Speaker
Description
The capability to detect and accurately localize special nuclear materials (SNM) or other actinide materials is crucial for various nuclear security and safeguards applications including the management of radioactive waste. The Neutron-Gamma Emission Tomography (NGET) technique enables rapid detection and precise location of fissile materials by correlating the energy and the time of the emitted gamma rays and neutrons emitted from the same fission event using statistical or machine learning approaches. The technique has been developed in a system employing fast organic liquid scintillators (EJ309) detectors featuring fast-timing and neutron-gamma discrimination capabilities and applied to a novel imaging radiation portal monitor system for nuclear security applications and for radioactive waste characterization. NGET detectors of different sizes have been integrated into an automated scanning system for enhanced non-destructive assay of radioactive legacy waste at the Studsvik nuclear decommissioning site. In this system, the NGET imaging modality is combined with additional gamma-ray transmission and high-resolution gamma-ray emission tomography enabling a comprehensive non-destructive characterization station for the Swedish legacy radioactive waste drum inventory.

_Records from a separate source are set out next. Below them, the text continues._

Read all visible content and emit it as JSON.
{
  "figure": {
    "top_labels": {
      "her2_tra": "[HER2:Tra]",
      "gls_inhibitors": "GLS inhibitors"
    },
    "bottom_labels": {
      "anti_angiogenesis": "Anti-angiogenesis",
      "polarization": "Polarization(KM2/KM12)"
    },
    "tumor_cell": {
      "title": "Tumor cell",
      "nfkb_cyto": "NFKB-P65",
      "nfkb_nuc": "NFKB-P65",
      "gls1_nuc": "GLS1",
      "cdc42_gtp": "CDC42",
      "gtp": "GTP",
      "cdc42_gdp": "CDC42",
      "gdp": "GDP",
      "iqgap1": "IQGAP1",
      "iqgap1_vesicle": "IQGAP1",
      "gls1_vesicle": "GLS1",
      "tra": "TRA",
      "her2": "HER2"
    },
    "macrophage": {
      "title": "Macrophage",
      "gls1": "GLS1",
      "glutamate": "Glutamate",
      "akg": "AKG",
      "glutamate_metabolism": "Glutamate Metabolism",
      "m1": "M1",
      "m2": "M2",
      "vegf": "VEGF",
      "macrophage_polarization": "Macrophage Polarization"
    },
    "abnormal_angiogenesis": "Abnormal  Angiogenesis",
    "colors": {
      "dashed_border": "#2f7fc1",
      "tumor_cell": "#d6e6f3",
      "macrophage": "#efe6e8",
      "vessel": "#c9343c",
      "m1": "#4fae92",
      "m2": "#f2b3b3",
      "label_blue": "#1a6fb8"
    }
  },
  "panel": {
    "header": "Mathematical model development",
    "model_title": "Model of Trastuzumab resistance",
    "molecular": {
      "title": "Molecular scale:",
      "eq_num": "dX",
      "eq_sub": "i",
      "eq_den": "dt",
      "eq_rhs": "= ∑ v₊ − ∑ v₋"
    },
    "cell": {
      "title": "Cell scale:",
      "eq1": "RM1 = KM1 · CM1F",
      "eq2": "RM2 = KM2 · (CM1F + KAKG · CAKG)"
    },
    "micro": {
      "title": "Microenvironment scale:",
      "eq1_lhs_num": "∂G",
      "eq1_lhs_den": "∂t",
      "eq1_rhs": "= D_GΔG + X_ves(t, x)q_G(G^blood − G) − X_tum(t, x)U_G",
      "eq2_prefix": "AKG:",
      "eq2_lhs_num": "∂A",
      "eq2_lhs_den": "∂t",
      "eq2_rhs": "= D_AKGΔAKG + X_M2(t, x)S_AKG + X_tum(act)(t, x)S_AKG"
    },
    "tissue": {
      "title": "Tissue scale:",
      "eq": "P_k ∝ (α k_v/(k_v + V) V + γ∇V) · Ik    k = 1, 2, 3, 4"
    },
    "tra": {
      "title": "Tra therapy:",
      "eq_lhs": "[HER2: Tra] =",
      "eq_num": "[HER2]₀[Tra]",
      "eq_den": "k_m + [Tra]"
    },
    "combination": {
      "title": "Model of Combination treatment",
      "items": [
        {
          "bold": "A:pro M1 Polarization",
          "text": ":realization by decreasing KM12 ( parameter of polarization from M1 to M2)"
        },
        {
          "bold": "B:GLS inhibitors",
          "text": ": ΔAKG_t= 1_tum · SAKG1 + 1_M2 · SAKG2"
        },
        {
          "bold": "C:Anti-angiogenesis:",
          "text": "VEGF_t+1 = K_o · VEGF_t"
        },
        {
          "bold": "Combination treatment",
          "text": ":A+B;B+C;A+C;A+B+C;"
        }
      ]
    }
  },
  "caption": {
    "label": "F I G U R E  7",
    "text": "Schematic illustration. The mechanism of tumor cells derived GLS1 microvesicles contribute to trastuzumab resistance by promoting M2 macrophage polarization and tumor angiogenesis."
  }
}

The NGET setup integrated into this advanced radwaste characterization (ARC) station is composed of sixteen cylindrical detectors, eight detectors with 12.7 cm diameter by 12.7 cm height, and eight detectors with 7.62 cm diameter by 7.62 cm height. A characteristic feature of the NGET technique is that it allows imaging with a spatial resolution up to an order of magnitude better than the dimensions of the detector cells. In this work, 252Cf source measurements were performed and compared with Monte Carlo simulations using the GEANT4 code, illustrating the influence of the detector dimensions on the imaging performance.